Requirement
To distribute the load evenly in cluster, it is required to do pre splitting of hbase table at the time of creation of table .
Solution :
Pre splitting have the power to maintain the same amount of data in each region of hbase. It would be helpful when You know the hbase keys in advance and wants to distribute same number records in every region. It would Make reading from hbase tables Very fast.
This type of practice is useful when you are reading hbase table in spark and then processing it.
When there are same number of records ,one task doesn’t take long for finish than other. Hence advantage of parallelism can be taken.

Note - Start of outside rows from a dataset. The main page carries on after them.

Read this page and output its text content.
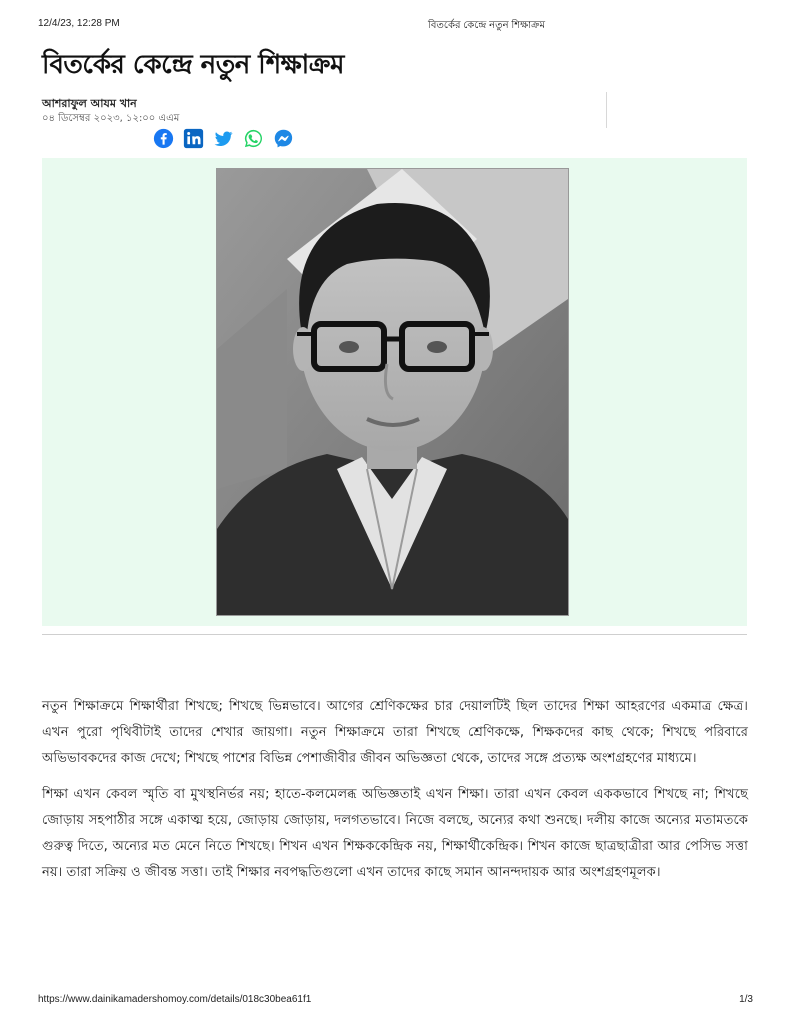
12/4/23, 12:28 PM	বিতর্কের কেন্দ্রে নতুন শিক্ষাক্রম
বিতর্কের কেন্দ্রে নতুন শিক্ষাক্রম
আশরাফুল আযম খান
০৪ ডিসেম্বর ২০২৩, ১২:০০ এএম

নতুন শিক্ষাক্রমে শিক্ষার্থীরা শিখছে; শিখছে ভিন্নভাবে। আগের শ্রেণিকক্ষের চার দেয়ালটিই ছিল তাদের শিক্ষা আহরণের একমাত্র ক্ষেত্র। এখন পুরো পৃথিবীটাই তাদের শেখার জায়গা। নতুন শিক্ষাক্রমে তারা শিখছে শ্রেণিকক্ষে, শিক্ষকদের কাছ থেকে; শিখছে পরিবারে অভিভাবকদের কাজ দেখে; শিখছে পাশের বিভিন্ন পেশাজীবীর জীবন অভিজ্ঞতা থেকে, তাদের সঙ্গে প্রত্যক্ষ অংশগ্রহণের মাধ্যমে।

শিক্ষা এখন কেবল স্মৃতি বা মুখস্থনির্ভর নয়; হাতে-কলমেলব্ধ অভিজ্ঞতাই এখন শিক্ষা। তারা এখন কেবল এককভাবে শিখছে না; শিখছে জোড়ায় সহপাঠীর সঙ্গে একাত্ম হয়ে, জোড়ায় জোড়ায়, দলগতভাবে। নিজে বলছে, অন্যের কথা শুনছে। দলীয় কাজে অন্যের মতামতকে গুরুত্ব দিতে, অন্যের মত মেনে নিতে শিখছে। শিখন এখন শিক্ষককেন্দ্রিক নয়, শিক্ষার্থীকেন্দ্রিক। শিখন কাজে ছাত্রছাত্রীরা আর পেসিভ সত্তা নয়। তারা সক্রিয় ও জীবন্ত সত্তা। তাই শিক্ষার নবপদ্ধতিগুলো এখন তাদের কাছে সমান আনন্দদায়ক আর অংশগ্রহণমূলক।

https://www.dainikamadershomoy.com/details/018c30bea61f1	1/3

Below is the scala code which identifies the split point based on given data .
Let’s have a look.
Step 1 : Imports
import org.apache.spark.sql.expressions.window import org.apache.spark.sql.functions.row_number
Step 2 : The Regions
You need to define the number of regions which you need for hbase table.
var regions=200
Step 3 : Loading the row keys and identification of split points
Now you need to load the row key in dataframe to identify the splitting point. once done you can use rank function to identify the exact point where splitting should happen in hbase table.
After showing the data, let’s say X1,X2…Xn are the results of above code.
var data_df=spark.table("dev.sample_dta").select("id".cast("string")).withColumn("rank",row_number().over(Window.orderBy("id"))).cache() var records_per_region=(data_df.count()/regions).toInt data_df.filter($"rank"===1 || $"rank" % records_per_region ===0).show(regions,false)
Step 4 : Creation of Hbase Table
Now open hbase shell and run below command after replacing with the actual values.
create 'sample_table',{NAME => 'CF' , VERSIONS => 2 ,COMPRESSION => 'SNAPPY'},{SPLITS => ['X1','X2','X3','Xn']}
Step 5 : Load and Truncate
Now You can load data in to hbase table, and it will be served to all regions if all the row keys are present. In case you want to delete the data use truncate_preserve instead of truncate.